Thursday, June 11, 2009

Children, or Broken Hallelujah

I’ve seen your flag on the marble arch
Love is not a victory march
It’s a cold and it’s a broken hallelujah

-Leonard Cohen, Hallelujah

It’s the fractured beauty of childhood that makes you cry. It’s the fat baby cheeks that you kiss, knowing they won’t last. It’s the soft skin and the piles of poopy laundry, voluntary kid snuggles and the screams that take your phone calls hostage. You can’t have one without the other (though you wish you could), but you know that even the jam-covered fingerprints will seem precious eventually and one day you’ll wish you’d saved them all and put them in some childhood-preserving museum. It’s all transitory and fragile—that’s why it’s so priceless and why you want to push it all away. You don’t think you can handle the threshold of childhood pushing its way outward from those little bodies into your soul. It all seems too much—the beauty that scars your eyeballs and hurts your spirit with its power. It’s not going to last.

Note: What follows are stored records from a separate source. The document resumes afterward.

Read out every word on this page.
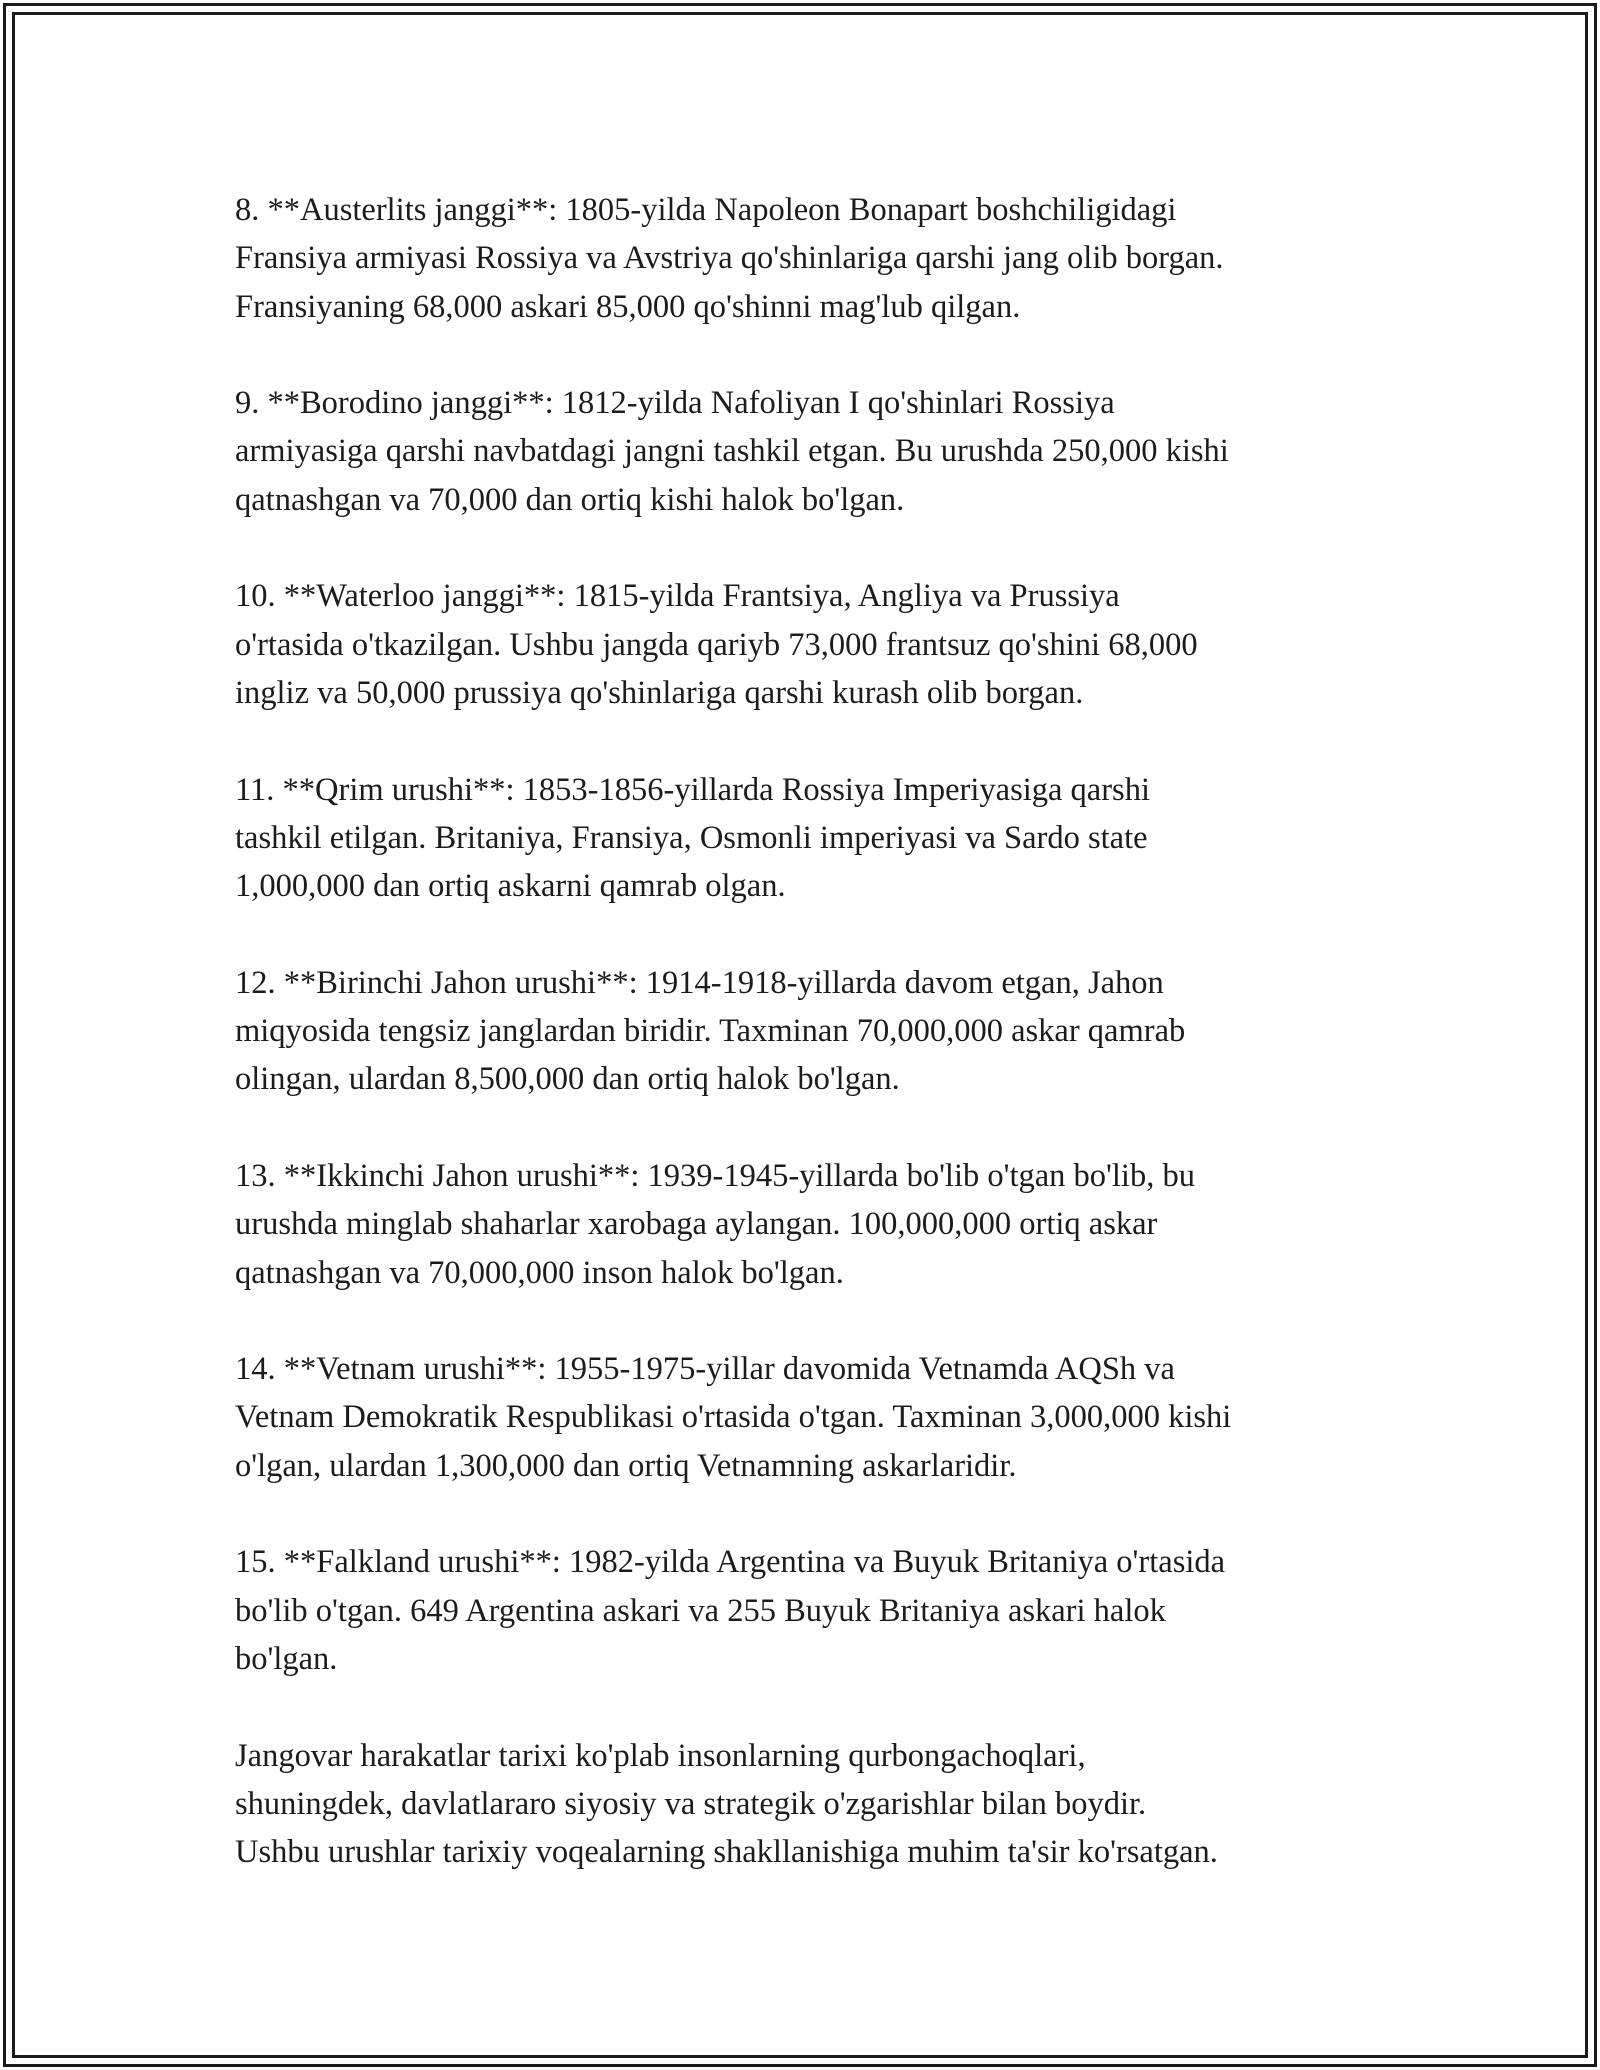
8. **Austerlits janggi**: 1805-yilda Napoleon Bonapart boshchiligidagi
Fransiya armiyasi Rossiya va Avstriya qo'shinlariga qarshi jang olib borgan.
Fransiyaning 68,000 askari 85,000 qo'shinni mag'lub qilgan.

9. **Borodino janggi**: 1812-yilda Nafoliyan I qo'shinlari Rossiya
armiyasiga qarshi navbatdagi jangni tashkil etgan. Bu urushda 250,000 kishi
qatnashgan va 70,000 dan ortiq kishi halok bo'lgan.

10. **Waterloo janggi**: 1815-yilda Frantsiya, Angliya va Prussiya
o'rtasida o'tkazilgan. Ushbu jangda qariyb 73,000 frantsuz qo'shini 68,000
ingliz va 50,000 prussiya qo'shinlariga qarshi kurash olib borgan.

11. **Qrim urushi**: 1853-1856-yillarda Rossiya Imperiyasiga qarshi
tashkil etilgan. Britaniya, Fransiya, Osmonli imperiyasi va Sardo state
1,000,000 dan ortiq askarni qamrab olgan.

12. **Birinchi Jahon urushi**: 1914-1918-yillarda davom etgan, Jahon
miqyosida tengsiz janglardan biridir. Taxminan 70,000,000 askar qamrab
olingan, ulardan 8,500,000 dan ortiq halok bo'lgan.

13. **Ikkinchi Jahon urushi**: 1939-1945-yillarda bo'lib o'tgan bo'lib, bu
urushda minglab shaharlar xarobaga aylangan. 100,000,000 ortiq askar
qatnashgan va 70,000,000 inson halok bo'lgan.

14. **Vetnam urushi**: 1955-1975-yillar davomida Vetnamda AQSh va
Vetnam Demokratik Respublikasi o'rtasida o'tgan. Taxminan 3,000,000 kishi
o'lgan, ulardan 1,300,000 dan ortiq Vetnamning askarlaridir.

15. **Falkland urushi**: 1982-yilda Argentina va Buyuk Britaniya o'rtasida
bo'lib o'tgan. 649 Argentina askari va 255 Buyuk Britaniya askari halok
bo'lgan.

Jangovar harakatlar tarixi ko'plab insonlarning qurbongachoqlari,
shuningdek, davlatlararo siyosiy va strategik o'zgarishlar bilan boydir.
Ushbu urushlar tarixiy voqealarning shakllanishiga muhim ta'sir ko'rsatgan.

You don’t want it to betray you by leaving, yet you know it will. But it stands there, blinking its soft vulnerable eyes at you. It so innocently rips you apart and you don’t remember being reconstructed, so you pick it up and kiss it better because somehow it wants you and somehow you know that’s what needs to be done. And that’s how you scream and sing praises at the same time. You’re broken, pieces of you scattered in your children’s bodies and you sing and laugh out loud at the miracle of it all.

1 comment:

Anonymous said...

Wow, that is beautiful and something I totally feel and relate to.